July 11, 2022
Science Committee Leaders Johnson, Lucas, Beyer, and Babin Celebrate First Image from James Webb Space Telescope
(Washington, DC) – This evening President Biden unveiled the James Webb Space Telescope’s (JWST) first full-color scientific image. Webb, the largest and most complex observatory ever launched into space, has been preparing to begin its science work over the last six months. The image release marks the beginning of Webb’s science operations. JWST is an international collaboration among the National Aeronautics and Space Administration (NASA), the European Space Agency (ESA), and the Canadian Space Agency (CSA). The remaining images will be released tomorrow.
“The first image from the James Webb Space Telescope unveiled this evening is an incredible preview of its remarkable technology and scientific power,” said Chairwoman Eddie Bernice Johnson (D-TX). “This image gives us an unparalleled look at the universe and it’s only the beginning of what Webb will discover about the origins of the universe, lifecycle of stars, evolution of galaxies, and more. As a steadfast supporter of Webb and its mission, I am elated to see this image today—an image that has been 20 years of hard work in the making. Thank you to the dedicated engineers, scientists, and researchers whose efforts made this possible, and congratulations to NASA and its partners on this historic accomplishment. Like other historic feats in space that came before it, Webb’s discoveries will inspire an entire generation. I will continue to follow along as Webb deepens our understanding of the universe and look forward to the remaining images that will be released tomorrow, and seeing what we learn from Webb.”
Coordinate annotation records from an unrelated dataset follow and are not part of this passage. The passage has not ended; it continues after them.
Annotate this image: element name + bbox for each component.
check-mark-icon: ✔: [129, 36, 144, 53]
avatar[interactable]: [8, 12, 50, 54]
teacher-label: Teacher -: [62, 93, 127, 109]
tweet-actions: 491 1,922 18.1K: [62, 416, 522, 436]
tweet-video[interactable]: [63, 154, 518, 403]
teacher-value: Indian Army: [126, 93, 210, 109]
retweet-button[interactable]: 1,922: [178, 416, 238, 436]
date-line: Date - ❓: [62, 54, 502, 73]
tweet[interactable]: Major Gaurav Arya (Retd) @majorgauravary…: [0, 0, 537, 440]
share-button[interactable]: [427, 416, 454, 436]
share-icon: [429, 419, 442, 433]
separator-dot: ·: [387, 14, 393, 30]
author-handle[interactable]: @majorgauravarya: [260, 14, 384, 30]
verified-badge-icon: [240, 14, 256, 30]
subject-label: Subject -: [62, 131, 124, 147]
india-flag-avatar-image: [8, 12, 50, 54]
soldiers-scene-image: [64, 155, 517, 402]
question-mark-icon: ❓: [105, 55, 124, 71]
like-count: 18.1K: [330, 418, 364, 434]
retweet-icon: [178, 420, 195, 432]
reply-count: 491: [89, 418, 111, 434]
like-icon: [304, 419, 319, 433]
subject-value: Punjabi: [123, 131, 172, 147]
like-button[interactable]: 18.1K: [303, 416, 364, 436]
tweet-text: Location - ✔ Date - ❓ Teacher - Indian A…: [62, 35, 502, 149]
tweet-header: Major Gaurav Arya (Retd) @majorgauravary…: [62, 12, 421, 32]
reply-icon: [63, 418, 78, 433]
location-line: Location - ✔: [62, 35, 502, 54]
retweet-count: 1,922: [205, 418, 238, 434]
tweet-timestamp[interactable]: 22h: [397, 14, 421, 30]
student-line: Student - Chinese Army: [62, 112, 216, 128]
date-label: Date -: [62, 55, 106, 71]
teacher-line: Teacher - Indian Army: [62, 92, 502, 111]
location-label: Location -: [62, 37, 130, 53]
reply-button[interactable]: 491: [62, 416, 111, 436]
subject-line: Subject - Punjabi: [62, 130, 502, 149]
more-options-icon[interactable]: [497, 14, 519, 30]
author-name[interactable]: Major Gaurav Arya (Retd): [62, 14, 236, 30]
“This image is the product of years of hard work and dedication by NASA and its partners, and it showcases the incredible value of America’s innovative and collaborative approach to space science,” said Ranking Member Frank Lucas (R-OK). “The James Webb Space Telescope will allow us to see farther back in space and time than we ever have before, giving us insights into how the first galaxies formed more than 13 billion years ago. I’d like to congratulate all the dedicated scientists, technicians, engineers, and staff who made this possible. I look forward to seeing JWST’s discoveries and I hope that it inspires the next generation of STEM students to pursue their dreams.”
“The mesmerizing first scientific image from the James Webb Space Telescope is breath-taking,” said Subcommittee on Space and Aeronautics Chairman Don Beyer (D-VA). “JWST has been a top priority for astronomers for decades, and this image, and the ones to come tomorrow, represent the realization of that long-standing goal and the culmination of a tremendous effort of a generation of scientists, engineers, and technicians. This technological feat also represents the opening of an incredible era of discovery that I think will extend long into the future. In this image and the handful of images we’ll see tomorrow, from just the first round of observations, we see physical phenomena that span space and time like we never have seen before, all in stunning detail. I am thrilled for the scientists who will study these images, and I am thrilled for young people who will grow up with them and be inspired to think big and be curious. JWST is a fantastic tool of discovery, and it is only just getting started.”
“After years of anticipation, NASA is releasing the first images from the James Webb Space Telescope, revealing the universe to our eyes,” said Subcommittee on Space and Aeronautics Ranking Member Brian Babin (R-TX). “NASA has done incredible work with its global partners leading up to this historic image release. I want to thank everyone who has made this possible, particularly those at the Johnson Space Center. But it doesn’t stop here. For years to come, the telescope will continue to provide us with breathtaking images and data that will get us closer to discovering the secrets of our vast universe.”